John M. Keynes, o papa da macroeconomia
O livro A teoria geral do emprego, juros e moeda (1936), do economista britânico, fundou a moderna macroeconomia. No século XX, Lord John Maynard Keynes (1883-1946) foi o pensador econômico que mais influenciou a humanidade, depois de Karl Marx. A principal idéia keynesiana hoje parece óbvia: o mercado não consegue sair sozinho das situações de crise. Por isso, é preciso a intervenção do Estado na economia para auxiliar na sua regulação. Para Keynes, a política governamental deve incluir tributação, taxa de juros, oferta de dinheiro (crédito), investimento em obras públicas, entre outros. A Europa do pós-Segunda Guerra se apropriou da teoria na tentativa de formar o “estado de bem-estar social”: garantia de emprego, bons salários e ampla cobertura social, tudo para fortalecer o mercado consumidor. Keynes também teve papel fundamental na conferência de Bretton Woods, em 1944, que levou à criação do FMI e do Banco Mundial.

Karl Marx, o ideólogo da revolução
O filósofo alemão foi o teórico que mais influenciou o pensamento ocidental no século XX – não só na economia como em quase todas as áreas. Em O capital, mais importante obra da história dedicada ao estudo do capitalismo, Marx (1818-1883) define a “mais-valia”: parte do valor da força de trabalho será sempre apropriada pelo dono dos meios de produção. É a exploração do homem pelo homem. Em 1848, com Friederich Engels, escreveu o Manifesto comunista, a obra que balizou os
movimentos revolucionários em todo o mundo. Lá está escrito: “Proletários de todo mundo, uni-vos.”

Henry Ford, o patrão amigo
O empresário americano revolucionou a indústria implementando em sua fábrica de automóveis a linha de montagem. Henry Ford (1863-1947) queria altos salários, produção em larga escala e baixo custo. Aumentando a renda de operários e vendedores, cresciam a produtividade e o poder de compra: “O sonho de todo trabalhador é ter um carro Ford.” Em 1914, passou a pagar aos seus funcionários o dobro da média salarial do mercado e o resultado, até então desconhecido, foi a otimização do tempo e do trabalho.

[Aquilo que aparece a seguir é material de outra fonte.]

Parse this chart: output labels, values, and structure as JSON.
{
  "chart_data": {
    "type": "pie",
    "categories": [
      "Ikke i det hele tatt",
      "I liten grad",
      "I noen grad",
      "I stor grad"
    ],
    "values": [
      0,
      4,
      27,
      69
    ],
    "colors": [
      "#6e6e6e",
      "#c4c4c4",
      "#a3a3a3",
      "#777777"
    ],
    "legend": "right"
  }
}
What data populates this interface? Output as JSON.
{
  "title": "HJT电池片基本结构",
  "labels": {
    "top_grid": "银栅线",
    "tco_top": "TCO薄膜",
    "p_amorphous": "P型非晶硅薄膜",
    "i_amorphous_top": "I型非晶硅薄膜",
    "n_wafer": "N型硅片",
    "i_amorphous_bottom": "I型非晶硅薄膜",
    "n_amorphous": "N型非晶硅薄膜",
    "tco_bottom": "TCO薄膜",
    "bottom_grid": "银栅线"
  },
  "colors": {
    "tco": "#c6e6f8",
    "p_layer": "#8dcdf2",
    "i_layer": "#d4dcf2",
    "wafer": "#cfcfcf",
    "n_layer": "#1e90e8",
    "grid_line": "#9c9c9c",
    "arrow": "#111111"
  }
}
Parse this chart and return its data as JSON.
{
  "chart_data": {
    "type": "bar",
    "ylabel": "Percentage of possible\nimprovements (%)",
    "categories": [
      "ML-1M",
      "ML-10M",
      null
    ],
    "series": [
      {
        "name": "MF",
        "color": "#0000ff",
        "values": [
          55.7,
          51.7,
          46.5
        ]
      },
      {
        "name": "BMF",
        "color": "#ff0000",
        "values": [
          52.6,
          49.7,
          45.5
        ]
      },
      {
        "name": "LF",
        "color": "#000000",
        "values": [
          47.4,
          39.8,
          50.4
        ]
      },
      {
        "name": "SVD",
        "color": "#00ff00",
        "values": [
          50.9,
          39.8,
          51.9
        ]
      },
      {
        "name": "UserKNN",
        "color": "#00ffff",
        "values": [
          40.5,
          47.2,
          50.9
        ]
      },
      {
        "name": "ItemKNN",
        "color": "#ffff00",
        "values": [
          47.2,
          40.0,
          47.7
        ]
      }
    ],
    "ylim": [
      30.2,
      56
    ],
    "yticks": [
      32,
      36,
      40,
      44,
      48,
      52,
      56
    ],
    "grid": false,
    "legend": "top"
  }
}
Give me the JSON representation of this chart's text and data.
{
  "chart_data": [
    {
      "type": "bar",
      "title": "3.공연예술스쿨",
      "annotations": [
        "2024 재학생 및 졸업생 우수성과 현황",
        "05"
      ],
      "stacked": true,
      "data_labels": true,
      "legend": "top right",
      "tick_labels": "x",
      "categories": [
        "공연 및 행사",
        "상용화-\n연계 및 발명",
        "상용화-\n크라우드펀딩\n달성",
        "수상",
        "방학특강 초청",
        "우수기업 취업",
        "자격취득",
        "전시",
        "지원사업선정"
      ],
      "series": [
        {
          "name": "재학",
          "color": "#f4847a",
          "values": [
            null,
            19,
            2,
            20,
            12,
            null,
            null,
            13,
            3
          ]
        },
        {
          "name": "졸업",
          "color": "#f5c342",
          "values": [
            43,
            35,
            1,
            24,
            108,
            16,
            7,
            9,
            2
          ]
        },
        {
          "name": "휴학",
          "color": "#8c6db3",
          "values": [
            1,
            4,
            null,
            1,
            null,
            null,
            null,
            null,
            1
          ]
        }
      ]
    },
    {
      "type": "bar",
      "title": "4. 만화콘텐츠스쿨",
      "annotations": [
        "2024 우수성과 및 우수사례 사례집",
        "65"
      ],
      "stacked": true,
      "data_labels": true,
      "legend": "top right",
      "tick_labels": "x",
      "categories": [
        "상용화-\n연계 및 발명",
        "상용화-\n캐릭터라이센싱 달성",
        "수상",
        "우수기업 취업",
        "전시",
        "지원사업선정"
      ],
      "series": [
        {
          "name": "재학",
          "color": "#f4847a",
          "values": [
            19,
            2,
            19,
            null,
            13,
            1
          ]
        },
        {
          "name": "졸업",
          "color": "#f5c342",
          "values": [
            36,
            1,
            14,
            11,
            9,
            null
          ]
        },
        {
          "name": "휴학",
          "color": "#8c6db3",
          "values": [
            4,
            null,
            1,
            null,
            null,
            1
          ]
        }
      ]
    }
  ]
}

Franklin D. Roosevelt, o pai dos desempregados
Depois do crash da Bolsa de Nova York, em 1929, 13 milhões de americanos estavam desempregados – um quarto da força de trabalho do país. Franklin Delano Roosevelt (1882-1945), que assumiu a Presidência dos EUA em 1932, disse em seu discurso de posse: “O único medo que devemos ter é o do próprio temor.” Em 1933, implantou o New Deal, um programa de reformas sociais e intervenção ativa do Estado na economia como
forma de conter a crise e reduzir o desemprego. O projeto deu atenção imediata à política agrícola, industrial, às questões trabalhistas e ao comércio exterior.